Hierarchical porous carbon derived from Strychnos Potatorum Seeds as biowaste for high-performance supercapacitor electrodes with enhanced voltage and energy density with commercial mass loading

Supercapacitors are vital components for powering next-generation portable electronics due to their ability to deliver rapid bursts of energy. However, achieving high energy density and long lifespans has traditionally relied on materials that are either not readily available or not environmentally friendly. This study addresses this challenge by introducing a novel approach for creating high-performance supercapacitor electrodes from a sustainable source: Strychnos Potatorum Seeds (SPS), a readily available bio-based product.

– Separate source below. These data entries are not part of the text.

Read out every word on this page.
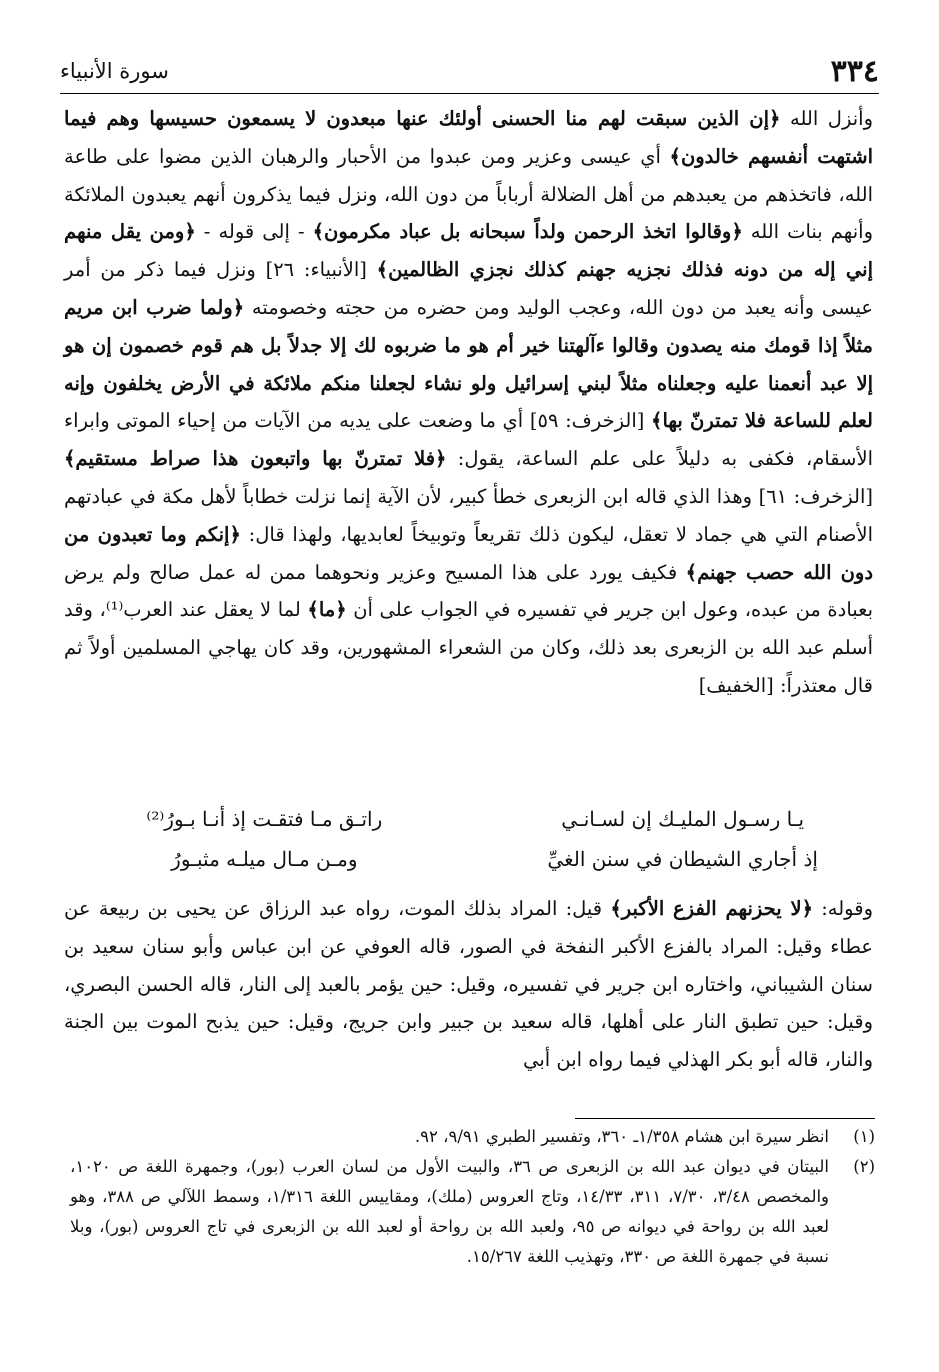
٣٣٤
سورة الأنبياء

وأنزل الله ﴿إن الذين سبقت لهم منا الحسنى أولئك عنها مبعدون لا يسمعون حسيسها وهم فيما اشتهت أنفسهم خالدون﴾ أي عيسى وعزير ومن عبدوا من الأحبار والرهبان الذين مضوا على طاعة الله، فاتخذهم من يعبدهم من أهل الضلالة أرباباً من دون الله، ونزل فيما يذكرون أنهم يعبدون الملائكة وأنهم بنات الله ﴿وقالوا اتخذ الرحمن ولداً سبحانه بل عباد مكرمون﴾ - إلى قوله - ﴿ومن يقل منهم إني إله من دونه فذلك نجزيه جهنم كذلك نجزي الظالمين﴾ [الأنبياء: ٢٦] ونزل فيما ذكر من أمر عيسى وأنه يعبد من دون الله، وعجب الوليد ومن حضره من حجته وخصومته ﴿ولما ضرب ابن مريم مثلاً إذا قومك منه يصدون وقالوا ءآلهتنا خير أم هو ما ضربوه لك إلا جدلاً بل هم قوم خصمون إن هو إلا عبد أنعمنا عليه وجعلناه مثلاً لبني إسرائيل ولو نشاء لجعلنا منكم ملائكة في الأرض يخلفون وإنه لعلم للساعة فلا تمترنّ بها﴾ [الزخرف: ٥٩] أي ما وضعت على يديه من الآيات من إحياء الموتى وابراء الأسقام، فكفى به دليلاً على علم الساعة، يقول: ﴿فلا تمترنّ بها واتبعون هذا صراط مستقيم﴾ [الزخرف: ٦١] وهذا الذي قاله ابن الزبعرى خطأ كبير، لأن الآية إنما نزلت خطاباً لأهل مكة في عبادتهم الأصنام التي هي جماد لا تعقل، ليكون ذلك تقريعاً وتوبيخاً لعابديها، ولهذا قال: ﴿إنكم وما تعبدون من دون الله حصب جهنم﴾ فكيف يورد على هذا المسيح وعزير ونحوهما ممن له عمل صالح ولم يرض بعبادة من عبده، وعول ابن جرير في تفسيره في الجواب على أن ﴿ما﴾ لما لا يعقل عند العرب⁽¹⁾، وقد أسلم عبد الله بن الزبعرى بعد ذلك، وكان من الشعراء المشهورين، وقد كان يهاجي المسلمين أولاً ثم قال معتذراً: [الخفيف]

يـا رسـول المليـك إن لسـانـي
راتـق مـا فتقـت إذ أنـا بـورُ⁽²⁾
إذ أجاري الشيطان في سنن الغيِّ
ومـن مـال ميلـه مثبـورُ

وقوله: ﴿لا يحزنهم الفزع الأكبر﴾ قيل: المراد بذلك الموت، رواه عبد الرزاق عن يحيى بن ربيعة عن عطاء وقيل: المراد بالفزع الأكبر النفخة في الصور، قاله العوفي عن ابن عباس وأبو سنان سعيد بن سنان الشيباني، واختاره ابن جرير في تفسيره، وقيل: حين يؤمر بالعبد إلى النار، قاله الحسن البصري، وقيل: حين تطبق النار على أهلها، قاله سعيد بن جبير وابن جريج، وقيل: حين يذبح الموت بين الجنة والنار، قاله أبو بكر الهذلي فيما رواه ابن أبي

(١)
انظر سيرة ابن هشام ١/٣٥٨ـ ٣٦٠، وتفسير الطبري ٩/٩١، ٩٢.
(٢)
البيتان في ديوان عبد الله بن الزبعرى ص ٣٦، والبيت الأول من لسان العرب (بور)، وجمهرة اللغة ص ١٠٢٠، والمخصص ٣/٤٨، ٧/٣٠، ٣١١، ١٤/٣٣، وتاج العروس (ملك)، ومقاييس اللغة ١/٣١٦، وسمط اللآلي ص ٣٨٨، وهو لعبد الله بن رواحة في ديوانه ص ٩٥، ولعبد الله بن رواحة أو لعبد الله بن الزبعرى في تاج العروس (بور)، وبلا نسبة في جمهرة اللغة ص ٣٣٠، وتهذيب اللغة ١٥/٢٦٧.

The study details the conversion of these seeds into hierarchical high surface area bi-model porous carbon. This unique structure boasts a remarkable surface area of 1650 m²g⁻¹, which is crucial for efficient energy storage. Leveraging this innovative material, the researchers were able to create supercapacitor electrodes with a compelling combination of properties. These electrodes demonstrate a wide operating voltage of 3.0 V, signifying a larger operating window for energy storage device. Additionally, they exhibit a high volumetric capacitance of 76 Fcm⁻³, indicating the ability to deliver substantial power in a compact space. Importantly, the electrodes maintain excellent rate capability even at commercially relevant mass loadings, ensuring their functionality in real-world applications. Perhaps even more impressive is their exceptional durability, retaining 95 % of their capacitance after 10,000 charge-discharge cycles at 4 Ag⁻¹, 3.0 V. This research paves the way for the development of sustainable and high-performance supercapacitor, marking a significant step forward for powering portable and wearable electronics in an eco-conscious manner.